ZPO § 544 Abs. 2 Nr. 1
Leitsatz
Revision und Rechtsbeschwerde werden in getrennten Verfahren geltend gemacht. Für jedes dieser Rechtsmittelverfahren ist die Beschwer gesondert danach zu bemessen, welche Änderung der Entscheidung des Berufungsgerichts der Kläger in diesem Verfahren erreichen kann und möchte. Eine Zusammenrechnung der Werte der Beschwer aus den verfahrensrechtlich und inhaltlich getrennten Rechtsmittelverfahren kommt dabei nicht in Betracht.
BGH, Beschl. v. 13.8.2024 – VIII ZR 139/23
1 Sachverhalt
[1] I. Der Kläger erwarb im August 2019 von der Beklagten (vormals Beklagte zu 1) ein Wohnmobil H. 600 zum Kaufpreis von 44.000 EUR. Das Basisfahrzeug, ein F. 130 PS (Abgasnorm EUR 6), das über einen 2,3-Liter-Dieselmotor mit 96 kW verfügt, wurde von der am hiesigen Nichtzulassungsbeschwerdeverfahren nicht beteiligten Beklagten zu 2 hergestellt. Der Kläger behauptet das Vorliegen mehrerer unzulässiger Abschalteinrichtungen. Er begehrt deshalb von der Beklagten als Verkäuferin die Minderung des Kaufpreises und von der vormaligen Beklagten zu 2 als Herstellerin Schadensersatz.
[2] Das Landgericht hat die gegenüber der Beklagten unter anderem auf Zahlung eines in das Ermessen des Gerichts gestellten Minderungsbetrags, mindestens jedoch in Höhe von 11.000 EUR, nebst Zinsen gerichtete Klage abgewiesen. Auch die Klage gegen die vormalige Beklagte zu 2, die unter anderem auf Zahlung von Schadensersatz in Höhe von 51.263 EUR nebst Zinsen abzüglich einer in das Ermessen des Gerichts gestellten Nutzungsentschädigung, Zug um Zug gegen Rückgabe und Rückübereignung des Fahrzeugs, gerichtet war, ist erstinstanzlich ohne Erfolg geblieben.
[3] Das Berufungsgericht hat die Berufung des Klägers in demselben Beschluss gegenüber der Beklagten gemäß § 522 Abs. 2 ZPO zurückgewiesen und gegenüber der vormaligen Beklagten zu 2 gemäß § 522 Abs. 1 ZPO als unzulässig verworfen.

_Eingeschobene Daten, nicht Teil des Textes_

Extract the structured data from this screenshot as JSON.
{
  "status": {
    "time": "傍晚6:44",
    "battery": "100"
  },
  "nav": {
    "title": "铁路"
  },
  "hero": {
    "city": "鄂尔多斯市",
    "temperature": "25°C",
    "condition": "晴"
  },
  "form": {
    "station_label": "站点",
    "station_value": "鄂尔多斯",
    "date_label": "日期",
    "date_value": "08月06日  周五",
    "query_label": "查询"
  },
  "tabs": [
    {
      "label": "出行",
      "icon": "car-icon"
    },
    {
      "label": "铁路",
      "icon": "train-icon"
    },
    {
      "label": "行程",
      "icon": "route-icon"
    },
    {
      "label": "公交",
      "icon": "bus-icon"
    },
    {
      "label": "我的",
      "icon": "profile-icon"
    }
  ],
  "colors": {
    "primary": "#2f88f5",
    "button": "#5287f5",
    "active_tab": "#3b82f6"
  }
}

[4] Im Verhältnis zur Beklagten möchte der Kläger mit der beabsichtigten Revision, deren Zulassung er mit der vorliegenden Nichtzulassungsbeschwerde begehrt, den Anspruch auf Zahlung eines Minderungsbetrags von mindestens 11.000 EUR nebst Zinsen weiterverfolgen. Bezüglich der Verwerfung der Berufung gegen die vormalige Beklagte zu 2 hat der Kläger zudem Rechtsbeschwerde eingelegt. Der Senat hat das Rechtsbeschwerdeverfahren zuständigkeitshalber an den VIa. Zivilsenat des Bundesgerichtshofs abgegeben.
2 Aus den Gründen:
[5] II. Die Nichtzulassungsbeschwerde ist unzulässig, da der Wert der mit der Revision geltend zu machenden Beschwer den Betrag von 20.000 EUR nicht übersteigt (§ 544 Abs. 2 Nr. 1 ZPO).
[6] Der Wert der mit der Revision geltend zu machenden Beschwer bemisst sich nach dem Interesse des Rechtsmittelführers an der Abänderung der Entscheidung des Berufungsgerichts. Dieses Interesse ist nach den allgemeinen Grundsätzen der §§ 3 ff. ZPO zu ermitteln. Über die Höhe der Beschwer hat das Revisionsgericht selbst zu befinden (vgl. Senatsbeschl. v. 14.2.2023 – VIII ZR 268/21, juris Rn 5; v. 12.10.2021 – VIII ZR 255/20, NJW 2022, 194 Rn 15; jeweils m.w.N.). Hiernach beläuft sich die Beschwer des Klägers nur auf 11.000 EUR.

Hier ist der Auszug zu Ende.